By Ryan LavnerJuly 19, 2018, 6:23 pm

CARNOUSTIE, Scotland – After all of the dark places Danny Willett has occupied over the past 18 months, he wasn’t about to beat himself up Thursday.

“As perfect as we try and be,” he said after a bogey-bogey finish gave him a 2-under 69, putting him three shots off the early lead at The Open, “you should remember the times that were terrible and go, Well, that’s not too bad.”

There have been plenty of terrible times lately for Willett.

Seemingly ever since that 2016 Masters breakthrough he’s been locked in golf purgatory, at times betrayed by his body, his swing and even his own brother.

Willett began to break down not long after he won at Augusta, a tournament, not unlike The Open here in 1999, that’s destined to be remembered more for the player who lost (in this case, Jordan Spieth) than the one who executed all the shots Sunday and triumphed.

Tournaments near and far wanted the Masters champion in their field, and Willett dutifully obliged, putting his slender frame under duress. First his back began to ache, making routine tasks like climbing out of bed and picking up his kids a chore. Then he blew out his shoulder, the pain eventually creeping into his neck. Trying to manage a body that wouldn’t cooperate, he recently told Press Association Sport that he was taking six painkillers a day, to little effect. With his game and body in disarray, his confidence needed a reboot, too, especially after his brother, P.J., posted a poor attempt at satire in the days leading up to the 2016 Ryder Cup. Already showing signs of decline, Willett withered under the spotlight at Hazeltine and needed more than a year to rebuild his self-belief.

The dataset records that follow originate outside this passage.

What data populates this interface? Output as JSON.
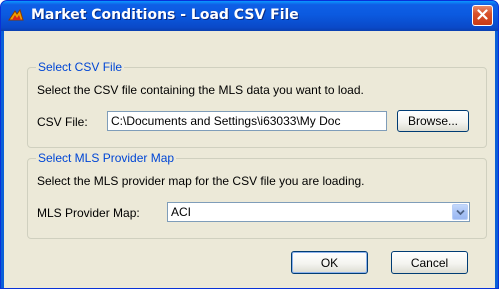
{
  "window": {
    "title": "Market Conditions - Load CSV File"
  },
  "csv_group": {
    "legend": "Select CSV File",
    "description": "Select the CSV file containing the MLS data you want to load.",
    "field_label": "CSV File:",
    "field_value": "C:\\Documents and Settings\\i63033\\My Doc",
    "browse_label": "Browse..."
  },
  "map_group": {
    "legend": "Select MLS Provider Map",
    "description": "Select the MLS provider map for the CSV file you are loading.",
    "field_label": "MLS Provider Map:",
    "selected_value": "ACI"
  },
  "buttons": {
    "ok_label": "OK",
    "cancel_label": "Cancel"
  },
  "icons": {
    "app": "app-logo-icon",
    "close": "close-icon",
    "dropdown": "chevron-down-icon"
  },
  "colors": {
    "titlebar": "#0a5fd8",
    "client_bg": "#ece9d8",
    "legend_text": "#0046d5",
    "close_button": "#d8512b"
  }
}
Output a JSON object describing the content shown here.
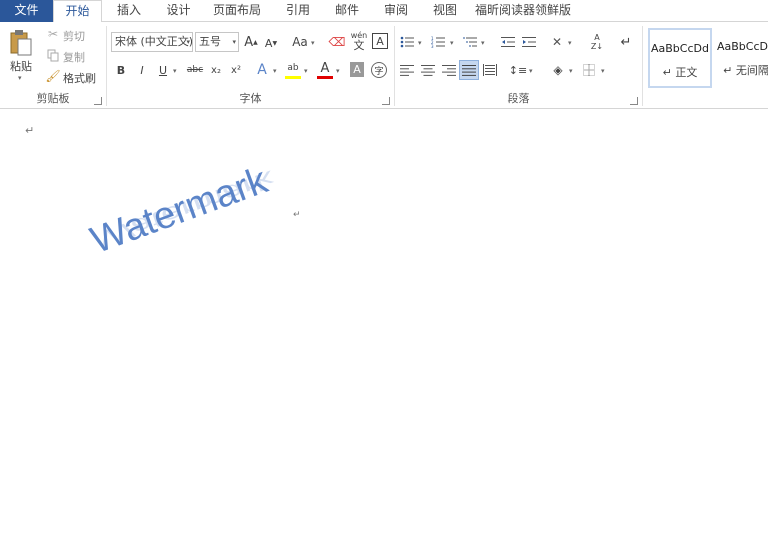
{
  "tabs": [
    {
      "label": "文件",
      "id": "file"
    },
    {
      "label": "开始",
      "id": "home"
    },
    {
      "label": "插入",
      "id": "insert"
    },
    {
      "label": "设计",
      "id": "design"
    },
    {
      "label": "页面布局",
      "id": "layout"
    },
    {
      "label": "引用",
      "id": "references"
    },
    {
      "label": "邮件",
      "id": "mailings"
    },
    {
      "label": "审阅",
      "id": "review"
    },
    {
      "label": "视图",
      "id": "view"
    },
    {
      "label": "福昕阅读器领鲜版",
      "id": "foxit"
    }
  ],
  "clipboard": {
    "paste": "粘贴",
    "cut": "剪切",
    "copy": "复制",
    "format_painter": "格式刷",
    "group": "剪贴板"
  },
  "font": {
    "name": "宋体 (中文正文)",
    "size": "五号",
    "group": "字体",
    "bold": "B",
    "italic": "I",
    "underline": "U",
    "strike": "abc",
    "subscript": "x₂",
    "superscript": "x²",
    "grow": "A",
    "shrink": "A",
    "case": "Aa",
    "phonetic": "wén",
    "phonetic_sub": "文",
    "border_char": "A",
    "text_effect": "A",
    "highlight": "ab",
    "font_color": "A",
    "shading": "A",
    "enclose": "字"
  },
  "paragraph": {
    "group": "段落"
  },
  "styles": [
    {
      "sample": "AaBbCcDd",
      "name": "↵ 正文"
    },
    {
      "sample": "AaBbCcDd",
      "name": "↵ 无间隔"
    }
  ],
  "document": {
    "paragraph_mark": "↵",
    "watermark_text": "Watermark",
    "watermark_mark": "↵"
  },
  "colors": {
    "accent": "#2b579a",
    "highlight_bar": "#ffff00",
    "font_color_bar": "#e00000",
    "watermark": "#5b84c8"
  }
}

How dark were those times?

“Pitch black,” he said. “Not a nice place to be.”

Save for a scare in Italy (knee) and in a practice round here at Carnoustie (shoulder), Willett has mostly been injury-free for the past eight months, allowing him to dive headlong into some much-needed changes. Needing a fresh start, he blew out the entire team around him late last summer, tabbing swing coach Sean Foley to overhaul his swing.

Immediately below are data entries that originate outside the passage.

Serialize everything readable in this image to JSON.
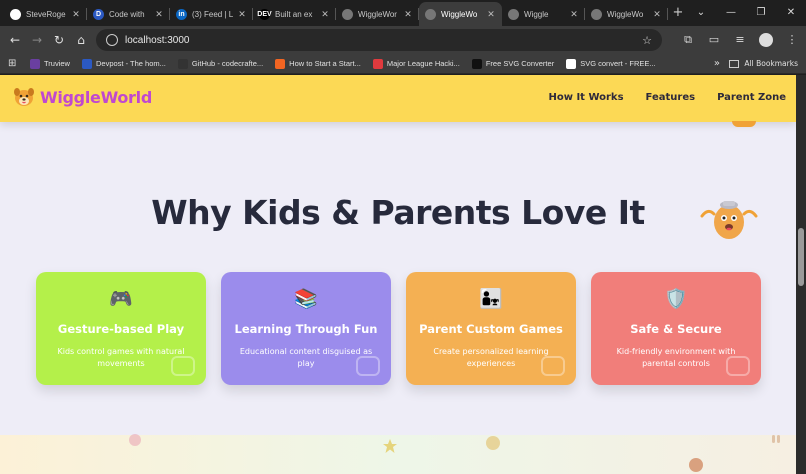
{
  "browser": {
    "tabs": [
      {
        "title": "SteveRoge",
        "fav_color": "#ffffff",
        "fav_glyph": "",
        "active": false
      },
      {
        "title": "Code with",
        "fav_color": "#2b59c3",
        "fav_glyph": "D",
        "active": false
      },
      {
        "title": "(3) Feed | L",
        "fav_color": "#0a66c2",
        "fav_glyph": "in",
        "active": false
      },
      {
        "title": "Built an ex",
        "fav_color": "#000000",
        "fav_glyph": "DEV",
        "active": false
      },
      {
        "title": "WiggleWor",
        "fav_color": "#777777",
        "fav_glyph": "",
        "active": false
      },
      {
        "title": "WiggleWo",
        "fav_color": "#777777",
        "fav_glyph": "",
        "active": true
      },
      {
        "title": "Wiggle",
        "fav_color": "#777777",
        "fav_glyph": "",
        "active": false
      },
      {
        "title": "WiggleWo",
        "fav_color": "#777777",
        "fav_glyph": "",
        "active": false
      }
    ],
    "new_tab_label": "+",
    "window_controls": [
      "⌄",
      "—",
      "❐",
      "✕"
    ],
    "url": "localhost:3000",
    "bookmarks": [
      {
        "label": "Truview",
        "fav_color": "#6a3fa0"
      },
      {
        "label": "Devpost - The hom...",
        "fav_color": "#2b59c3"
      },
      {
        "label": "GitHub - codecrafte...",
        "fav_color": "#333333"
      },
      {
        "label": "How to Start a Start...",
        "fav_color": "#f26522"
      },
      {
        "label": "Major League Hacki...",
        "fav_color": "#e03a3e"
      },
      {
        "label": "Free SVG Converter",
        "fav_color": "#111111"
      },
      {
        "label": "SVG convert - FREE...",
        "fav_color": "#ffffff"
      }
    ],
    "bookmarks_more": "»",
    "all_bookmarks": "All Bookmarks"
  },
  "site": {
    "logo_text": "WiggleWorld",
    "nav": [
      "How It Works",
      "Features",
      "Parent Zone"
    ],
    "section_title": "Why Kids & Parents Love It",
    "features": [
      {
        "icon": "🎮",
        "icon_name": "gamepad-icon",
        "title": "Gesture-based Play",
        "description": "Kids control games with natural movements",
        "color": "#b4f04a"
      },
      {
        "icon": "📚",
        "icon_name": "books-icon",
        "title": "Learning Through Fun",
        "description": "Educational content disguised as play",
        "color": "#9b8cec"
      },
      {
        "icon": "👨‍👧",
        "icon_name": "family-icon",
        "title": "Parent Custom Games",
        "description": "Create personalized learning experiences",
        "color": "#f4b053"
      },
      {
        "icon": "🛡️",
        "icon_name": "shield-icon",
        "title": "Safe & Secure",
        "description": "Kid-friendly environment with parental controls",
        "color": "#f17e7a"
      }
    ],
    "header_color": "#fcd955",
    "logo_color": "#c048d0",
    "title_color": "#272a3c"
  }
}
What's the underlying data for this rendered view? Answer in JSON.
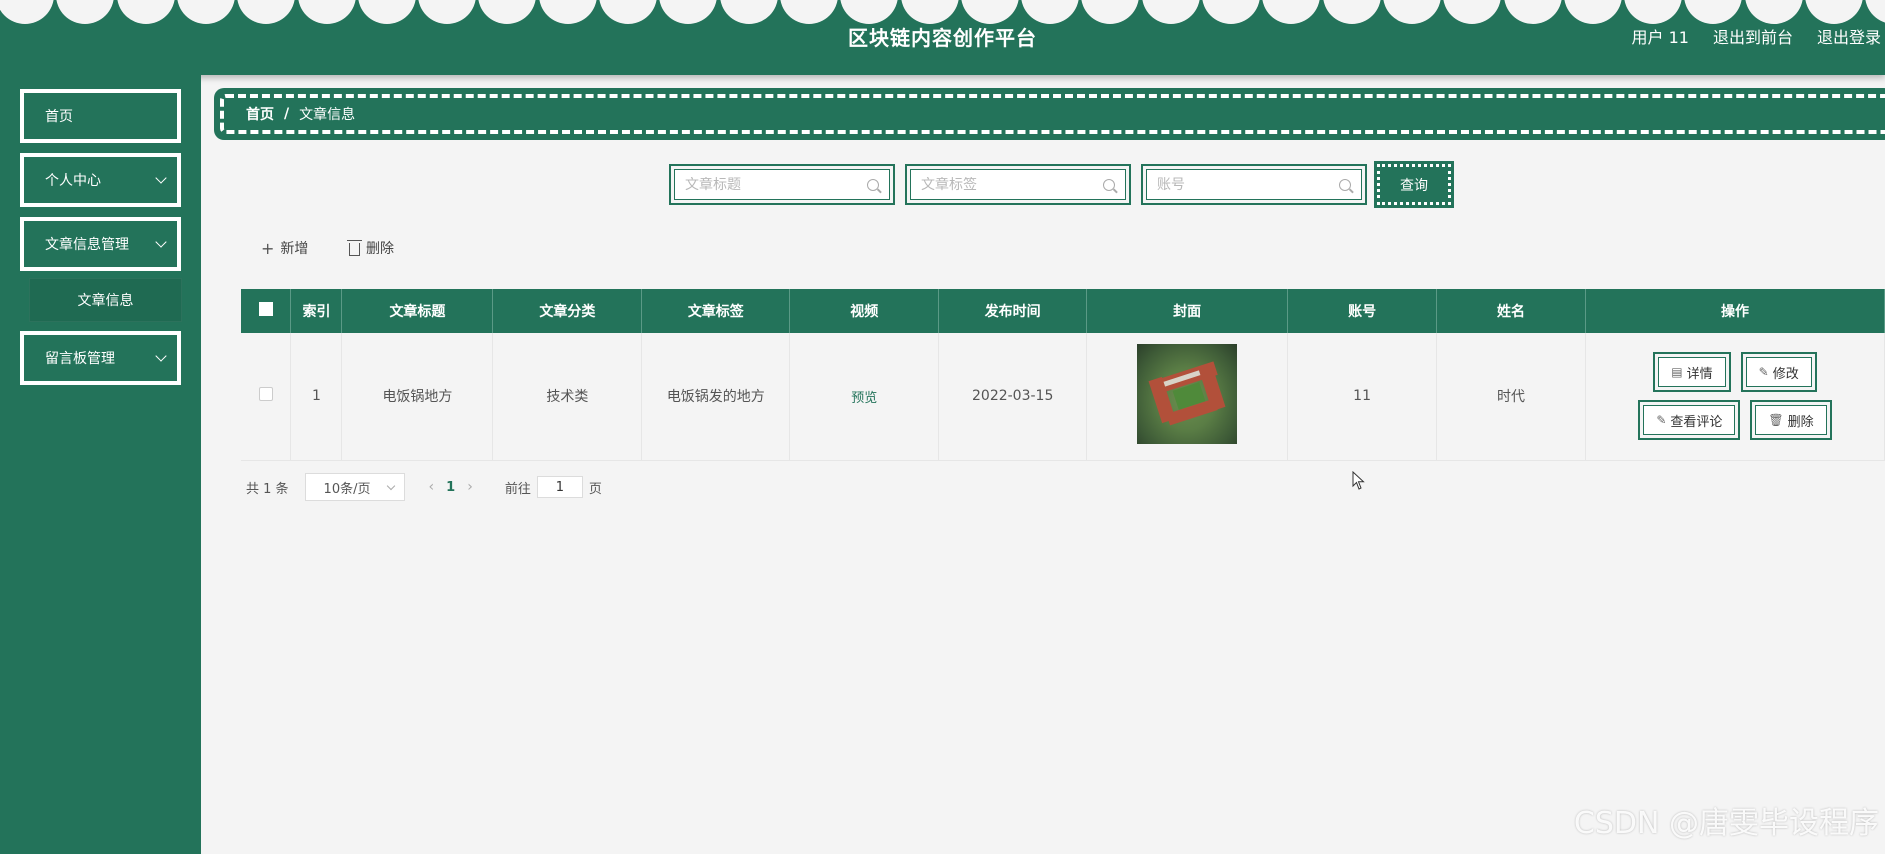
{
  "header": {
    "title": "区块链内容创作平台",
    "user_label": "用户 11",
    "to_front_label": "退出到前台",
    "logout_label": "退出登录"
  },
  "sidebar": {
    "items": [
      {
        "label": "首页",
        "has_arrow": false
      },
      {
        "label": "个人中心",
        "has_arrow": true
      },
      {
        "label": "文章信息管理",
        "has_arrow": true
      },
      {
        "label": "留言板管理",
        "has_arrow": true
      }
    ],
    "active_sub": "文章信息"
  },
  "breadcrumb": {
    "home": "首页",
    "separator": "/",
    "current": "文章信息"
  },
  "search": {
    "title_placeholder": "文章标题",
    "tag_placeholder": "文章标签",
    "account_placeholder": "账号",
    "query_label": "查询"
  },
  "toolbar": {
    "add_label": "新增",
    "delete_label": "删除"
  },
  "table": {
    "columns": [
      "索引",
      "文章标题",
      "文章分类",
      "文章标签",
      "视频",
      "发布时间",
      "封面",
      "账号",
      "姓名",
      "操作"
    ],
    "rows": [
      {
        "index": "1",
        "title": "电饭锅地方",
        "category": "技术类",
        "tag": "电饭锅发的地方",
        "video": "预览",
        "date": "2022-03-15",
        "account": "11",
        "name": "时代",
        "actions": {
          "detail": "详情",
          "edit": "修改",
          "comments": "查看评论",
          "delete": "删除"
        }
      }
    ]
  },
  "pagination": {
    "total": "共 1 条",
    "page_size": "10条/页",
    "current_page": "1",
    "goto_label": "前往",
    "goto_value": "1",
    "page_suffix": "页"
  },
  "watermark": "CSDN @唐雯毕设程序",
  "colors": {
    "primary": "#23735a",
    "background": "#f4f4f4"
  }
}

“He was quite battered,” Foley said.


Full-field scores from the 147th Open Championship

Full coverage of the 147th Open Championship


But Foley has a history of resurrecting players who have fallen on hard times, most famously Tiger Woods, with whom he began working in 2010, just a few months after his scandal. He’s also helped Sean O’Hair, Stephen Ames and Justin Rose find a swing that alleviates the discomfort in their backs.

Willett’s fall was steeper, and more harrowing, but for Foley the challenge remained the same.

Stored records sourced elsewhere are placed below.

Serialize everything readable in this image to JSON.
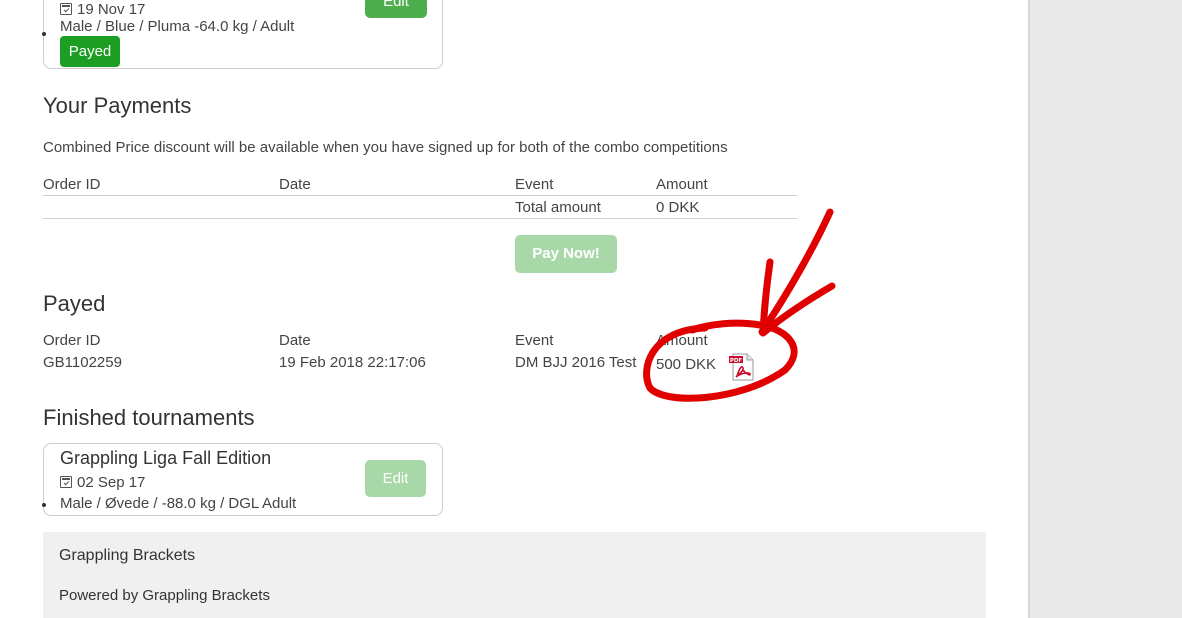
{
  "top_card": {
    "date": "19 Nov 17",
    "details": "Male / Blue / Pluma -64.0 kg / Adult",
    "status": "Payed",
    "edit_label": "Edit"
  },
  "payments": {
    "heading": "Your Payments",
    "note": "Combined Price discount will be available when you have signed up for both of the combo competitions",
    "columns": {
      "order_id": "Order ID",
      "date": "Date",
      "event": "Event",
      "amount": "Amount"
    },
    "total_label": "Total amount",
    "total_value": "0 DKK",
    "pay_button": "Pay Now!"
  },
  "payed": {
    "heading": "Payed",
    "columns": {
      "order_id": "Order ID",
      "date": "Date",
      "event": "Event",
      "amount": "Amount"
    },
    "row": {
      "order_id": "GB1102259",
      "date": "19 Feb 2018 22:17:06",
      "event": "DM BJJ 2016 Test",
      "amount": "500 DKK",
      "icon": "pdf-icon"
    }
  },
  "finished": {
    "heading": "Finished tournaments",
    "card": {
      "title": "Grappling Liga Fall Edition",
      "date": "02 Sep 17",
      "details": "Male / Øvede / -88.0 kg / DGL Adult",
      "edit_label": "Edit"
    }
  },
  "footer": {
    "brand": "Grappling Brackets",
    "powered": "Powered by Grappling Brackets"
  },
  "colors": {
    "payed_green": "#1b9e22",
    "button_green_disabled": "#a8d8a8",
    "annotation_red": "#e00000",
    "gutter": "#e9e9e9"
  }
}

“I guess I enjoy that in a way, because I’ve grown into a mentor as well as a coach,” he said. “They’ve been playing golf their whole life. They got good really quick, and when you get to the summit, there’s no oxygen and it’s really cold. Most climbers die when they go down a mountain instead of up it. These guys have never really struggled before.”

Mentally and physically, on a 0-to-10 scale, Willett was a “0” when Foley first saw him at last year’s PGA.

“When you know how good you can be, and you can’t get back to that point, that’s where they lose their mind,” Foley said. “The range can be a dangerous place to be.”

And so they targeted some of the moves in Willett’s swing that were causing him pain and went to work. Success was slow, but Foley reminded him to celebrate some of the small victories along the way. Even when he missed eight of 10 cuts earlier this year, Willett took time to appreciate that he wasn’t taking painkillers, or that he didn’t need to spend an hour on the physio table, or that he was starting to grow more comfortable in left-to-right wind.

“He’s a very charismatic guy, very upbeat, and I think with where I was, I really needed that,” Willett said. “We often have little jokes about where we were.”

Listening to Willett, the cockiness that fueled his rise to the top 10 in the world is gone. Perhaps that’s what happens when just seven of his 54 rounds played on the European Tour last year were in the 60s.

Even with three top-20s in his past five starts, rising from No. 462 to No. 320 in the world, he remains cautiously optimistic. Asked Thursday if the worst is behind him, he smiled: “You never know. But I’m pretty hopeful we’ll never be in as dark of a place as we were.”

“Regardless of what the golf is and how the golf is,” he said, “it’s a lot better place to be.”